I smiled and said yes and explained that each morning I come out with a cup of coffee, and read and write in my journal.

"What do you read?" she asked.

"Books about faith," I said. Her eyebrows drew together as she tried to decipher what I meant.

"Books about God," I said, trying again.

"Oh!" she exclaimed, smiling. "Yes!"

God, I just wanted to say how nice it was to see you in my neighbor's eyes. You flow across all barriers, you light up all things, and when we look closely, we find that you're there before us, smiling, waiting for us to recognize you. :)

Divine Opportunities

Do milk weeds grow where you live? Here in Indiana, in the mid- to late summer, milk weeds grow tall and brown and stalk-like, reaching toward the sky. They develop pods with a hard casing, large enough to fit in the palm of your hand. When I was little girl, I would sometimes walk to a friend's house through a field filled with milk weeds--the prickly exterior of the pods would catch on my shirt and hair as I made my way down the path. But late in the summer, something magical happened. The pods opened by some unseen force and inside revealed a beautiful white cotton--the bed of an angel, I imagined.

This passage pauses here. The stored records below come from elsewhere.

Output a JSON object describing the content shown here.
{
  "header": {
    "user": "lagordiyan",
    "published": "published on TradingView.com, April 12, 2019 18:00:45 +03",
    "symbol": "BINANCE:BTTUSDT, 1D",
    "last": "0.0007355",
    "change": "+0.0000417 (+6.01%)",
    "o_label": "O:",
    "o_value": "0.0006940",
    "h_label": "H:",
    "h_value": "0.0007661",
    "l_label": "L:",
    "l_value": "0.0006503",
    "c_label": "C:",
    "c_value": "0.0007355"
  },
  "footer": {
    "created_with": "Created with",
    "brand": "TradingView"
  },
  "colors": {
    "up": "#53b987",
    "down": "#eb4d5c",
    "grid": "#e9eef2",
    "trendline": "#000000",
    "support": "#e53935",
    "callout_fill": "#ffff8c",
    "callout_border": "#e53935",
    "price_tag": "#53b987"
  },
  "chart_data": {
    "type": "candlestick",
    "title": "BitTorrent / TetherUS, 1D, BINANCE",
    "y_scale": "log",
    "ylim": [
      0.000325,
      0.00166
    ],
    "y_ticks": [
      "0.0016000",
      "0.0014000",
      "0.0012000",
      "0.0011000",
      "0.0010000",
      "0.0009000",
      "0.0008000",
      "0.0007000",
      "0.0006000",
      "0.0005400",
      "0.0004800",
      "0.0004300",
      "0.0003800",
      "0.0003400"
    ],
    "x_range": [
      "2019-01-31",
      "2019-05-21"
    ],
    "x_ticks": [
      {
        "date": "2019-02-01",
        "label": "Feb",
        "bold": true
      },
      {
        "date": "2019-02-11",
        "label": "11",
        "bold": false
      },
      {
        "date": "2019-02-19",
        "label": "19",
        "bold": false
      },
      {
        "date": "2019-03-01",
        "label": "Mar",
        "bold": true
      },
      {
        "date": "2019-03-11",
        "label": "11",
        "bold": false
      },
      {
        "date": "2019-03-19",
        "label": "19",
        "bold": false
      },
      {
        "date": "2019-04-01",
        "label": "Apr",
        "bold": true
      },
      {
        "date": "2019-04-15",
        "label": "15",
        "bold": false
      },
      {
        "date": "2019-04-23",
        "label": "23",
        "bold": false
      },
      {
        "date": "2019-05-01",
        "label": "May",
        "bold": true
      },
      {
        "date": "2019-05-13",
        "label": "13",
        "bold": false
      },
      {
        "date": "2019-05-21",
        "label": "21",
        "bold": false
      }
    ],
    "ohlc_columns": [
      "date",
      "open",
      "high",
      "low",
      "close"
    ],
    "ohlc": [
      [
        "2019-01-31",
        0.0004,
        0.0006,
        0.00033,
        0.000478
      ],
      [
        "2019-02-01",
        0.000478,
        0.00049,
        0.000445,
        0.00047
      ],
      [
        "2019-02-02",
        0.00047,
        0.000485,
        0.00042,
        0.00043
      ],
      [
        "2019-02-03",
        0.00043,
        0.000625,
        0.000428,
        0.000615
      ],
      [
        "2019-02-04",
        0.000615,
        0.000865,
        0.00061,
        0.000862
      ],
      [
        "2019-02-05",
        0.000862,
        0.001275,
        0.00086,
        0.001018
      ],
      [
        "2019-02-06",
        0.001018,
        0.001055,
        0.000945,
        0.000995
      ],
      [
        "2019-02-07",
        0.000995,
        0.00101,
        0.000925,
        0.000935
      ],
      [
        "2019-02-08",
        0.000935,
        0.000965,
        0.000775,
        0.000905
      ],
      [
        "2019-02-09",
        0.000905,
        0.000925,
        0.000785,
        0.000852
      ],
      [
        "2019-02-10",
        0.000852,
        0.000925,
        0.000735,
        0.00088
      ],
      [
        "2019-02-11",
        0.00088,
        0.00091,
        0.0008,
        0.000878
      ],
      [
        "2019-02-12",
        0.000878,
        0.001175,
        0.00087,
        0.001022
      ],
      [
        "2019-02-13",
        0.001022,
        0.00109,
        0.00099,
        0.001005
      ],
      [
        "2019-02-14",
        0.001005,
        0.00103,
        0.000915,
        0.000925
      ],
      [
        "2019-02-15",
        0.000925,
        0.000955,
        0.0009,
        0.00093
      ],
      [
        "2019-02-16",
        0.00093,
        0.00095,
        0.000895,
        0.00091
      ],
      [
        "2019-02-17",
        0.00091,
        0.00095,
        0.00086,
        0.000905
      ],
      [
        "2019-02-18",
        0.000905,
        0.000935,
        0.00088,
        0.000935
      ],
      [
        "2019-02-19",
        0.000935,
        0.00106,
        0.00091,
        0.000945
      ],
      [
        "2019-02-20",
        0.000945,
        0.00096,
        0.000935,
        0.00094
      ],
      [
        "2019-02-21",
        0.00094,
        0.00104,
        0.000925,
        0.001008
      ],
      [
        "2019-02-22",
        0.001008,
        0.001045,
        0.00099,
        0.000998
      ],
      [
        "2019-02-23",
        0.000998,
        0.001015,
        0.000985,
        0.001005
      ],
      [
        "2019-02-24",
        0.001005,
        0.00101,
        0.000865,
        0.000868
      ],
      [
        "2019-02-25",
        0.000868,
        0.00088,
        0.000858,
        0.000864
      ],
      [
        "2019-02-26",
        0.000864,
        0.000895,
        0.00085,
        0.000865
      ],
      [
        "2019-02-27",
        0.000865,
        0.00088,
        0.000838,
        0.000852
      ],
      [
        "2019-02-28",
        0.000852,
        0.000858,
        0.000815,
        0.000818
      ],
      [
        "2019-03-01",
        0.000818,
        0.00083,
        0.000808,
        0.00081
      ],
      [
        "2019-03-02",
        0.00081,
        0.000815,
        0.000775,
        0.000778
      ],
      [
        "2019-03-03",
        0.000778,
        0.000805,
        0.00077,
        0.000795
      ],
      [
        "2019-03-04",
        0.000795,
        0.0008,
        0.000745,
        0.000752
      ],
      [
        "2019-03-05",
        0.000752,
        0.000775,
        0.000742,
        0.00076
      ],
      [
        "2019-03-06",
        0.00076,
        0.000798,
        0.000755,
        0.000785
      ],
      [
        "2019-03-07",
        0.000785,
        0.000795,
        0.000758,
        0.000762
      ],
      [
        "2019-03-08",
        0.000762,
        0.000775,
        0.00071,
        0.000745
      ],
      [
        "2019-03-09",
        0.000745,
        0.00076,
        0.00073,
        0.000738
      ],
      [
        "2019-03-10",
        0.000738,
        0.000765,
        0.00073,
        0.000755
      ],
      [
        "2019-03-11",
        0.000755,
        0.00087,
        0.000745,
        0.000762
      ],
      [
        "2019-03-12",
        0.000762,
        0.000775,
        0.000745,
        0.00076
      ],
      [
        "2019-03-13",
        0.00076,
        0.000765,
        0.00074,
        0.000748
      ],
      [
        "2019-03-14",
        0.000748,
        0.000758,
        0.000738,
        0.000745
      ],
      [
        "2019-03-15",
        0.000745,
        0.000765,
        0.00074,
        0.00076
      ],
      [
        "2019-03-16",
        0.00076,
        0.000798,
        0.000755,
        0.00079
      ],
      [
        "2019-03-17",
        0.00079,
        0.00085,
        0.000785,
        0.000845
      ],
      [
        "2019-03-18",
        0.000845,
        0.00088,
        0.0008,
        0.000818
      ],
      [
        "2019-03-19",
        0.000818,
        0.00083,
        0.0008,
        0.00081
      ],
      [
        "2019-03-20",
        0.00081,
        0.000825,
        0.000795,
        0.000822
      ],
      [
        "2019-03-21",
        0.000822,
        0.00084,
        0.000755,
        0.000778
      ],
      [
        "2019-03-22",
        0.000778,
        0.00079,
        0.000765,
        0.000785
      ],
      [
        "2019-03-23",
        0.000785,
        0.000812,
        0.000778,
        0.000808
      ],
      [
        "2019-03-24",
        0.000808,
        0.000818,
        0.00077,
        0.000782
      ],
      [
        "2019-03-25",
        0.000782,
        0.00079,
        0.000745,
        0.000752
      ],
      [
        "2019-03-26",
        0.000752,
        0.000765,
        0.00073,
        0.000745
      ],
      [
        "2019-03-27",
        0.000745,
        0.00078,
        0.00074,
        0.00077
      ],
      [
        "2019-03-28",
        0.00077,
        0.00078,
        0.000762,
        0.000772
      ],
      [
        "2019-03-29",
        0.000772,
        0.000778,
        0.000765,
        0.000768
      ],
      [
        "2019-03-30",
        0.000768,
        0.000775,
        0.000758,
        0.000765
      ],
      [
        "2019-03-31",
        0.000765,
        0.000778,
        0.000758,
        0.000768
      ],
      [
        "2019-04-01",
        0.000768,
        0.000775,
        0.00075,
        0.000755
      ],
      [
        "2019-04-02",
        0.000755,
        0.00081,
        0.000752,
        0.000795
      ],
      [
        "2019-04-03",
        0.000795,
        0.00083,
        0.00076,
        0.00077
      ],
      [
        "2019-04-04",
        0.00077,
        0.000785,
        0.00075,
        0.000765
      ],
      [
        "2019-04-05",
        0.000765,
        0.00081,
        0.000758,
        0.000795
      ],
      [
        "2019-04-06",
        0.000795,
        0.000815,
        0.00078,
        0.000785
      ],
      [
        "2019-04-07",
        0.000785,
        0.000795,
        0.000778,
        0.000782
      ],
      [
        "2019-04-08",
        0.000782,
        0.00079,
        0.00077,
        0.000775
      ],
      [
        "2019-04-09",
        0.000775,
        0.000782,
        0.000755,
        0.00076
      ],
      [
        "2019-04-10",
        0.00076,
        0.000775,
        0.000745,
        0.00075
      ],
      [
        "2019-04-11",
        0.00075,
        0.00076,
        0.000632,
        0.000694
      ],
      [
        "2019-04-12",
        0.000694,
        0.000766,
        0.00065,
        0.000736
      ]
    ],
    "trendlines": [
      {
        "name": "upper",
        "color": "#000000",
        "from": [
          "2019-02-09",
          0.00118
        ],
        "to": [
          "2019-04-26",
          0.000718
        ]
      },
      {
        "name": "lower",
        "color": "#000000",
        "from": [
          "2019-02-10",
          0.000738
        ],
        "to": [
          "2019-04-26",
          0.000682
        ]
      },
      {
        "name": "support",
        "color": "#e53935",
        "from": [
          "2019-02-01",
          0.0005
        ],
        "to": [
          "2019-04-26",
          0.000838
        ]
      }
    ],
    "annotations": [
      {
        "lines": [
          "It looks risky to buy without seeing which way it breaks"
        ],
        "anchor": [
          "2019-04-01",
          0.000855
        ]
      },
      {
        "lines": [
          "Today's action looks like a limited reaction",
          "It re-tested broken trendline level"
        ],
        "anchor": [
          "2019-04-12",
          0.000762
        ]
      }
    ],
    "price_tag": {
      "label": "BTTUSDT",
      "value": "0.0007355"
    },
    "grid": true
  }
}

This summer seems to be a time of breaking apart for many people. Jobs have been lost, illnesses diagnosed, accidents experienced. Relationships are strained by stresses and the weight of the unknown future. Daily, faithfully we try to see and hear and know God, a little more, and then a little more. This morning I had a sense that this breaking apart is really an opening, like a milk pod, that comes when we're ready. Our circumstances break open--the illness, the job, the accident--and inside, we see that God is offering us an opportunity--to heal, to love more truly, to be free of circumstances that don't fit us, to remove every obstacle that gets in the way of our growing experience of him.

May we each be awake to every divine opportunity we are given today and cup each unexpected challenge gently in our hands, waiting patiently for God to open the pod of our circumstance and reveal his soft comfort and tender love within it.